Face à cette configuration électorale unique, les partis n’ont pu échapper à l’enjeu que représente la nouvelle génération. La campagne s’est tenue autant sur les réseaux sociaux que sur les esplanades publiques. Le conservateur Ricardo Anaya a publié plusieurs vidéos, dont une où il joue au ballon avec le célèbre footballeur mexicain Manuel Negrete.

Les partisans du candidat de la gauche, Andrés Manuel Lopez Obrador, dit AMLO, se sont rebaptisés les ‘AMLovers’ et ont lancé un emoji à l’effigie de leur candidat.

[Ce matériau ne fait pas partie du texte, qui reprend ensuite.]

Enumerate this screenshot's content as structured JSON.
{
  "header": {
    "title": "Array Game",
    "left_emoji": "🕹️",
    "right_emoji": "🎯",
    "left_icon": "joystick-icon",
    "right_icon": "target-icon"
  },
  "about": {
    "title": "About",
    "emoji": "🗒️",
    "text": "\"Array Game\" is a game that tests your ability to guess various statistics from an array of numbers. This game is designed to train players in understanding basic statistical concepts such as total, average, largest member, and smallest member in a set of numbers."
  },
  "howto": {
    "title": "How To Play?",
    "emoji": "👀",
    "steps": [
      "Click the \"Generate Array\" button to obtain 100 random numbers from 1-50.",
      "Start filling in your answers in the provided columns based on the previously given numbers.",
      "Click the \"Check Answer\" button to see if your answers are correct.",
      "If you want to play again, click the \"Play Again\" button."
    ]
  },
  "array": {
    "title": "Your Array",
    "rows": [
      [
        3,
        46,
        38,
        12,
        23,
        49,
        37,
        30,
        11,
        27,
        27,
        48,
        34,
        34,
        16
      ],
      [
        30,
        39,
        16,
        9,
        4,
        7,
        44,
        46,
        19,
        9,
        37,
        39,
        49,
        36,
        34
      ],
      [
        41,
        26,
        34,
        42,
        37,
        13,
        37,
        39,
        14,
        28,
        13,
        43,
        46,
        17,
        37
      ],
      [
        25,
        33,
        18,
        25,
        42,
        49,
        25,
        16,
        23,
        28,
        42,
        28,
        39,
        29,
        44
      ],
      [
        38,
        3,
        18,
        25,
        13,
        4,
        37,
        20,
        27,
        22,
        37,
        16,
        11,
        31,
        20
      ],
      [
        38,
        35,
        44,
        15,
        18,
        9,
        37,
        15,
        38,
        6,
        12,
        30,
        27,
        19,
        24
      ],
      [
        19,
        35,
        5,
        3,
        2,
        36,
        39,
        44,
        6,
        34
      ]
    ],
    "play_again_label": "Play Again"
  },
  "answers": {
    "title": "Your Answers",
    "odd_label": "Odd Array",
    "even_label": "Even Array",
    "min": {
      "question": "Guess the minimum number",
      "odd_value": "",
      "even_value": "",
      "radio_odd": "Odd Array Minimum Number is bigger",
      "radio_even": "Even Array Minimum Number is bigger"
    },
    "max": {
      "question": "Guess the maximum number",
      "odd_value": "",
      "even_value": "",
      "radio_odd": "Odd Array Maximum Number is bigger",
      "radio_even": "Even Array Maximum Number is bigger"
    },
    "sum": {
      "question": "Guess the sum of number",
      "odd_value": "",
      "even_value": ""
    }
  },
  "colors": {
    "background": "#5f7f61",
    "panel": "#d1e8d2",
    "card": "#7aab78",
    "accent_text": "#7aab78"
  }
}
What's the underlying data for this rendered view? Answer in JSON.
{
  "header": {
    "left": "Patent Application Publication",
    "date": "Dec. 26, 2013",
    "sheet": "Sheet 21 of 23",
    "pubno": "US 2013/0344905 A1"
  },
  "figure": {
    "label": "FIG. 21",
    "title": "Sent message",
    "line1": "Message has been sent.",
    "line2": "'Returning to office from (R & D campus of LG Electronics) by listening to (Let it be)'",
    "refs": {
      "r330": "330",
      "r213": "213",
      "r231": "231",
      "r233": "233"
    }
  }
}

Pourtant, les stratégies mises en place peinent à convaincre. “J’ai l’impression qu’on s’adresse à moi comme à un pourcentage, pas comme à une personne”, grince Ana, étudiante en sciences politiques, à la sortie du Cinépolis. Les rares mesures consacrées aux jeunes concernent leur portefeuille : bourses pour les étudiants, diminution du prix du ticket de bus… “C’est ce qui est le plus surprenant, pointe le Pr. Castañeda. Les partis politiques savent que c’est le moment de s’adresser aux jeunes mais ils ne savent pas comment leur parler. Les quelques mesures proposées sont purement clientélistes. Cela souligne, en creux, leur absence de vision pour le futur.”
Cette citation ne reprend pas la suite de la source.